Uncertainty in medicineBMJ 2017; 357 doi: https://doi.org/10.1136/bmj.j2180 (Published 11 May 2017) Cite this as: BMJ 2017;357:j2180
Uncertainty is ubiquitous in medicine. It can be seen in something as basic as a differential diagnosis or as complex as a new set of guidelines by a professional society. And yet uncertainty is often ignored as a subject in medicine, its importance underappreciated and its consequences suppressed. The public could be forgiven for regarding physicians as trafficking in certitude, producing diagnoses or summarising research with triumphant finality. To a large extent, we participate in that self delusion, and indeed encourage it.
Despite early work,1 the systematic study of uncertainty did not begin in earnest until the 1990s. Since then, uncertainty has usually been studied in relation to professional development. A 2014 study, for example, reported that certain personality traits of general practitioners influenced their levels of anxiety about uncertainty; the authors note this may lead to resource overuse and medical errors.2 Nevertheless, the general lack of attention to uncertainty led to one recent high profile lament that “the culture of medicine evinces a deep rooted unwillingness to acknowledge and embrace it.”3 Decades after the problem was identified, it remains entrenched, and, in an age of ever increasing objective data, it is arguably worse.
Disputes about how to incorporate uncertainty into medical management have contributed to major controversies in the past few years. For example, guidelines on mammography remain contentious, with some organisations advocating an aggressive screening strategy4 and others taking the opposite approach,5 the differences resting on alternative interpretations of the consequences of false positive results in low prevalence age groups. Similarly, the drafting of the eighth Joint National Committee (JNC 8) guidelines on the management of high blood pressure were so contentious that a dissenting minority group issued a competing set of guidelines.6 The dispute was mostly not caused by conflicting analysis about which studies were optimally designed, but rather how forcefully a threshold recommendation should be made given the inherent fuzziness of the data.

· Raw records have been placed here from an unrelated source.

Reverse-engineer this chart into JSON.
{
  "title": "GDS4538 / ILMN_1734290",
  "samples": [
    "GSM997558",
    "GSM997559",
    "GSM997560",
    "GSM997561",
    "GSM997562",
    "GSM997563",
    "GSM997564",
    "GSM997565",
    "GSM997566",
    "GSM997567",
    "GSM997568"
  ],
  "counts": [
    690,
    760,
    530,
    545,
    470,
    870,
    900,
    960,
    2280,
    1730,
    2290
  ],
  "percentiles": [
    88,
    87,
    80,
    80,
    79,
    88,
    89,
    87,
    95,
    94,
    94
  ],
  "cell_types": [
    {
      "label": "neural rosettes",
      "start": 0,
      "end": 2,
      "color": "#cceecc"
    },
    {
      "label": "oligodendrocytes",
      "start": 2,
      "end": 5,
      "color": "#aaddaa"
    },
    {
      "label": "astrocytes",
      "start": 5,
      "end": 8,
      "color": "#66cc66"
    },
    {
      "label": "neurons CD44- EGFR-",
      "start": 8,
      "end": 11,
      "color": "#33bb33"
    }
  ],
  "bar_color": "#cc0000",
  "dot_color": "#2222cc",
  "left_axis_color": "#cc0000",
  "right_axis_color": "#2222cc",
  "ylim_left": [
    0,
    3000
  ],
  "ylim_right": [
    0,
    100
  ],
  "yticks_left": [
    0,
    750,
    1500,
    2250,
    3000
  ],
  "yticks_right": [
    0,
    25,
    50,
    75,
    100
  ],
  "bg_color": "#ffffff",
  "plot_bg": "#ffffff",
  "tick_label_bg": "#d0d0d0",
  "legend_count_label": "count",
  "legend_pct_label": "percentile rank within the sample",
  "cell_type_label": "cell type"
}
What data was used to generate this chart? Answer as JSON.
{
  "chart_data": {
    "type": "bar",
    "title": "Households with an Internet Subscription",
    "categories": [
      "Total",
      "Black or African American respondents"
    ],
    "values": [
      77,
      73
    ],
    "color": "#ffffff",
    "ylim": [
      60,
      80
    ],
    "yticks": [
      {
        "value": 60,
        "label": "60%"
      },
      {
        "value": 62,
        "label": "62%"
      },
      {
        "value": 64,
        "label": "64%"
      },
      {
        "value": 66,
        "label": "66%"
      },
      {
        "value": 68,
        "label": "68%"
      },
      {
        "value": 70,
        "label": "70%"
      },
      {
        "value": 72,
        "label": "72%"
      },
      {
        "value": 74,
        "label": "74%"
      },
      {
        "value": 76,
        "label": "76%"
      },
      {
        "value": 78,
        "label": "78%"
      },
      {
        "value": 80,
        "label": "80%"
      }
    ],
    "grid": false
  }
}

Rhetorical and scientific problem
Uncertainty is therefore as much a rhetorical as a scientific problem. Modern, rigorous clinical trial design has yielded more robust data but has also made a fetish of “significance,” where a P value of <0.05 can substitute for a more nuanced understanding of data. A recent paper on adjuvant treatment of breast cancer with aromatase inhibitors shows the problem.7 The conclusion of the abstract notes that aromatase inhibitors “resulted in significantly higher rates of disease-free survival,” and then notes, “but the rate of overall survival was not higher.” The “significantly higher” rate the authors tout is a mere 4%, which implies a substantial amount of uncertainty that there will be a tangible benefit for any given patient. Nevertheless, the authors choose to lead with this assertion, adding that the treatment had no effect on mortality as an apparent afterthought. The trial design isn’t bad, but the language used to frame the results most certainly is.
Failure to acknowledge uncertainty results in overconfidence and inevitably leads to the phenomenon of “medical reversal,” in which well designed trials overturn existing medical practices. Many established practices have become accepted through the advocacy of prominent figures rather than careful study. In a seminal paper, Prasad and colleagues reviewed all original articles in a high impact journal between 2000 and 2010, and found that about 40% of the 363 articles testing the standard of care resulted in medical reversal.8 Arguably, the majority of these reversals could have been avoided if the uncertainty inherent in the established practice had been acknowledged and contextualised based on the strength of evidence.
How can we be more forthright about uncertainty and avoid overconfidence? One simple solution could be to add an “uncertainty grade” to abstracts, summarising the quality of evidence as well as the magnitude of the effect. The GRADE approach to evidence already does this for an increasing number of clinical guidelines,9 including a recent guideline on opiates for the treatment of chronic pain.10 The recommendations use GRADE to consider the quality of the overall evidence along with its clinical context, providing some manoeuvring space for both clinician and patient.
In practice, the admission of uncertainty forms the starting point for a more open conversation between patient and clinician. By being more direct about our limitations, we are likely to foster greater trust and hopefully greater confidence in our joint efforts to manage the patient’s condition. We ignore those benefits at our peril.
Competing interests: I have read and understood BMJ policy on declaration of interests and have no relevant interests to declare.
Provenance and peer review: Commissioned; not externally peer reviewed.